Russian president Vladimir Putin has signed a decree automatically extending foreign citizens’ visas, registrations, work permits and labour patents that have run out after 15 March until 15 June.
The decree is particularly significant for the millions of Central Asian labour migrants currently in the country. The decree gives employers the right to hire migrants whose work “patent” has expired or who do not have one (patents are monthly fees labour migrants have to pay the authorities for the right to work in Russia; the cost varies across different regions but in Moscow currently stands at 5,350 rubles ($72) per month). It also orders law enforcement agencies not to apply any administrative penalties against them. This includes a suspension of deportations and annulments of previously granted visas, work permits, patents and other similar documents.
This and other decisions were made in a series of presidential decrees issued “in connection with the threat of the further spread of the new coronavirus infection (COVID-19)”.
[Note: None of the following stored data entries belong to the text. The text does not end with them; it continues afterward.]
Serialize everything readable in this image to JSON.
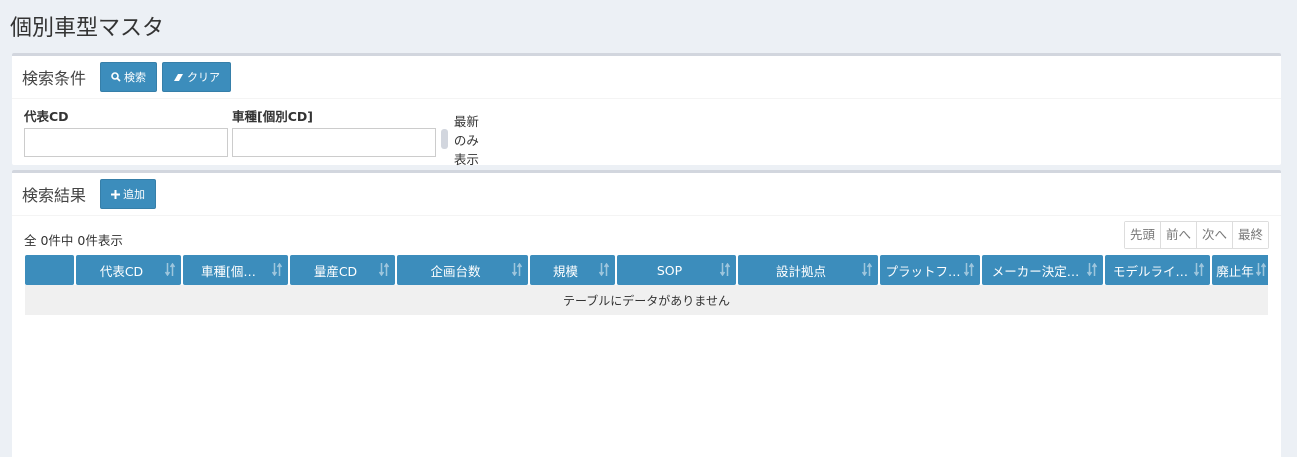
{
  "page": {
    "title": "個別車型マスタ"
  },
  "search_panel": {
    "title": "検索条件",
    "search_button": "検索",
    "clear_button": "クリア",
    "fields": {
      "daihyo_cd_label": "代表CD",
      "daihyo_cd_value": "",
      "shashu_label": "車種[個別CD]",
      "shashu_value": ""
    },
    "latest_only_label": "最新のみ表示"
  },
  "result_panel": {
    "title": "検索結果",
    "add_button": "追加",
    "summary": "全 0件中 0件表示",
    "pager": {
      "first": "先頭",
      "prev": "前へ",
      "next": "次へ",
      "last": "最終"
    },
    "columns": [
      "",
      "代表CD",
      "車種[個…",
      "量産CD",
      "企画台数",
      "規模",
      "SOP",
      "設計拠点",
      "プラットフ…",
      "メーカー決定…",
      "モデルライ…",
      "廃止年"
    ],
    "empty_message": "テーブルにデータがありません"
  },
  "colors": {
    "primary": "#3c8dbc",
    "background": "#ecf0f5"
  }
}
Due to the current lockdown measures in place in Russia, many labour migrants have lost their jobs and found themselves in extremely difficult circumstances. A “non-working week” was announced in the country at the end of March and has subsequently been extended until the end of April. In theory, employees are to retain their salaries during this time, but this rule seems to have worked out unevenly at best for many Russian citizens and has not covered the majority of labour migrants, many of whom already began losing their jobs in the middle of March. At the same time, however, migrants were still required to pay for their patents, while border closures have made it difficult for them to return home. Previously, the Uzbek foreign ministry, Tajikistan’s ambassador to Russia and the chairman of the Federation of Migrants of Russia have all called on the Russian government to suspend patent fees during the lockdown period.
Yesterday, the Russian president advised the heads of the country’s regional administrations to adopt a flexible and balanced approach the lockdown closure of construction sites, a major employer of migrant labour. Municipal and regional administrations in Moscow and its wider area recently ordered a temporary suspension of all construction site work, leading to complaints from construction firms. “I don’t understand why we are taking such decisions and forcing migrants to stay in their dorms,” Krokus Group president Araz Agalarov said in an interview with RBK. “These are buildings where 200-500 people live with 4-16 people in each room. And we’re telling them: You shouldn’t be working, stay in your rooms. Fourteen men sitting in a room. There [at the construction site] they had a chance of not getting infected, but here if one person gets infected then the others have no chance. Everyone will get the virus, and we’ll have a building full of sick people who will need to be taken to hospital.”